と、急に聞かれるんじゃないかって、ふと思ったのです。

もし聞かれたら、なんと答えよう?

「なんでコーヒー豆の焙煎やってるの?」と娘が聞いてきたときの脚本

だから「お父さん、なんでコーヒー豆の焙煎やってるの?」と娘が聞いてきたときの脚本を準備しました。

おそらく、その日は今日みたいに暑い日。
そして、妻も2才の息子もいない。

どうしてかというと、
娘が何か大事なことを聞いてくるときって、
いつもそうだから。
(昨日もそうだった)

ぼくは娘の質問に答えず、こう尋ねる。

「冷たいカフェオレと、あったかいカフェオレ。
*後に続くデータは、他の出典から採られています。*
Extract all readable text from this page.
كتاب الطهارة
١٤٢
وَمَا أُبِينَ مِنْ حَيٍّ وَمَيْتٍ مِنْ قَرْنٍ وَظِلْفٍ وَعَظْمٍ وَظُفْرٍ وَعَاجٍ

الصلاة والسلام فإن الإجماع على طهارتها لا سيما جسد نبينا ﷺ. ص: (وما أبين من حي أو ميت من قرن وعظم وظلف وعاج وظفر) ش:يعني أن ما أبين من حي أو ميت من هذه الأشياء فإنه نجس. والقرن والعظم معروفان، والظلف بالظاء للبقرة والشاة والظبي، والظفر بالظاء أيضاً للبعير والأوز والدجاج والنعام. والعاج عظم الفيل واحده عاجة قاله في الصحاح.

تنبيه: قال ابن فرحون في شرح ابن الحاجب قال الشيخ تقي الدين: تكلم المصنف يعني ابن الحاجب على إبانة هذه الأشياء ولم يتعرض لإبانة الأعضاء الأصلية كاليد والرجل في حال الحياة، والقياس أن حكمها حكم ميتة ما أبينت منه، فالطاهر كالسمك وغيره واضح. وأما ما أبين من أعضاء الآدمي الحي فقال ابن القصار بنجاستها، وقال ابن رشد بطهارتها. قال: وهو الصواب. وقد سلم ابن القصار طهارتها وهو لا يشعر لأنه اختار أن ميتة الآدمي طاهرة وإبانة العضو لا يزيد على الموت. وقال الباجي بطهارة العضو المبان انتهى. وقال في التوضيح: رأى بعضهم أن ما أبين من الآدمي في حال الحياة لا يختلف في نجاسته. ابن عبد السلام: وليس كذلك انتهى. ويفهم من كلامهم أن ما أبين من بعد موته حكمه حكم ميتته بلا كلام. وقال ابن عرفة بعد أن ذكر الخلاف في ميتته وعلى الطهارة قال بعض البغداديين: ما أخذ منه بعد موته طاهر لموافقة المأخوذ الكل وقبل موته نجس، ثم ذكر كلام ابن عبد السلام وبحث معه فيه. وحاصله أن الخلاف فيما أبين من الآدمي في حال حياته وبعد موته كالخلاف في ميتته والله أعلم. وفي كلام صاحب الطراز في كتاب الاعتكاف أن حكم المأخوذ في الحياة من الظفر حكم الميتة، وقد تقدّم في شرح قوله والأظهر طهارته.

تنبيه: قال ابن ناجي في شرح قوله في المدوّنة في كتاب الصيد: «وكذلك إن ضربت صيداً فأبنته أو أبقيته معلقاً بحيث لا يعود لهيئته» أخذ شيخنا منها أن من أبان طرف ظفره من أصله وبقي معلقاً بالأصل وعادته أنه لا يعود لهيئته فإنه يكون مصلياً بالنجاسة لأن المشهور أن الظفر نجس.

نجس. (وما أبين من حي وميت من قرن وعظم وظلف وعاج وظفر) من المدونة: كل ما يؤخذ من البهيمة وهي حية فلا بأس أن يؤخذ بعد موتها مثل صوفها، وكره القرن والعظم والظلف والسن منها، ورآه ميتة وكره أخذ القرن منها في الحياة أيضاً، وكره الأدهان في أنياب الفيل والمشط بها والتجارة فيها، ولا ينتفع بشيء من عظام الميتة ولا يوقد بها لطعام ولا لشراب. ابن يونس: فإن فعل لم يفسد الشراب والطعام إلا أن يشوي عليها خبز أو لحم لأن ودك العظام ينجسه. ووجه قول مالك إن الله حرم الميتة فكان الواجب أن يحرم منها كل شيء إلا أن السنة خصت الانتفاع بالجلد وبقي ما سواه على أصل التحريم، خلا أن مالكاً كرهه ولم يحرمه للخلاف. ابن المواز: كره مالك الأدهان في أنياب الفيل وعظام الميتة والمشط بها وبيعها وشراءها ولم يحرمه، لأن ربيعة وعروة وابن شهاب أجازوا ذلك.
今、どっち飲みたい?」

すると娘は
「冷たいカフェオレがいい」
と言いうはず。

なぜなら、外は暑いから。

ぼくは、冷蔵庫から焙煎したばかりのコーヒー豆を出す。
タッパーの蓋をあけ、娘を呼び、

「ちょっと、どんな香りか確かめてみて」

と言う。

娘は、その香りを吸い込んで
「ちょっとだけいい香り」
と言う。

「今の香りを覚えといてな」
と、ぼくは言う。

そして、ぼくはいつものように、
お湯を温め、豆をミルで細かくし、サーバーとフィルターを準備する。

ペーパーフィルターに細かくしたコーヒー豆を入れたとき、
もう一度娘を呼んで、香りを覚えてもらう。

コーヒーを淹れる。
アイスコーヒーを作るので、いつもよりお湯の量は少なくして。

温かい淹れたてのコーヒーを、小さいグラスに少しだけ注いで、味を確かめる。
氷水の上においたボウルで瞬間的に冷ます。

コーヒーが完全に冷えたら、グラスに注ぎ、冷蔵庫から冷やしておいたミルクを加える。

細いスプーンで、ゆっくり、少しだけかき混ぜて、娘の前に置く。

「どうぞ、冷たいカフェオレです」

とぼくは娘に言う。

娘は冷たいカフェオレを飲む。

そして、小さな声で
独り言みたいに
「おいしい」
と言う。

ぼくは答える。

「自分が何をしているときが幸せかを知っていること。それってとても大切だと思う」

「お父さんにとっての幸せは、好きな人に、好きなものを渡せること」

「だから、お父さんはコーヒー豆の焙煎をしているんだ」

どこかの渇いた土に、たっぷりの水が注がれる音が聞こえる。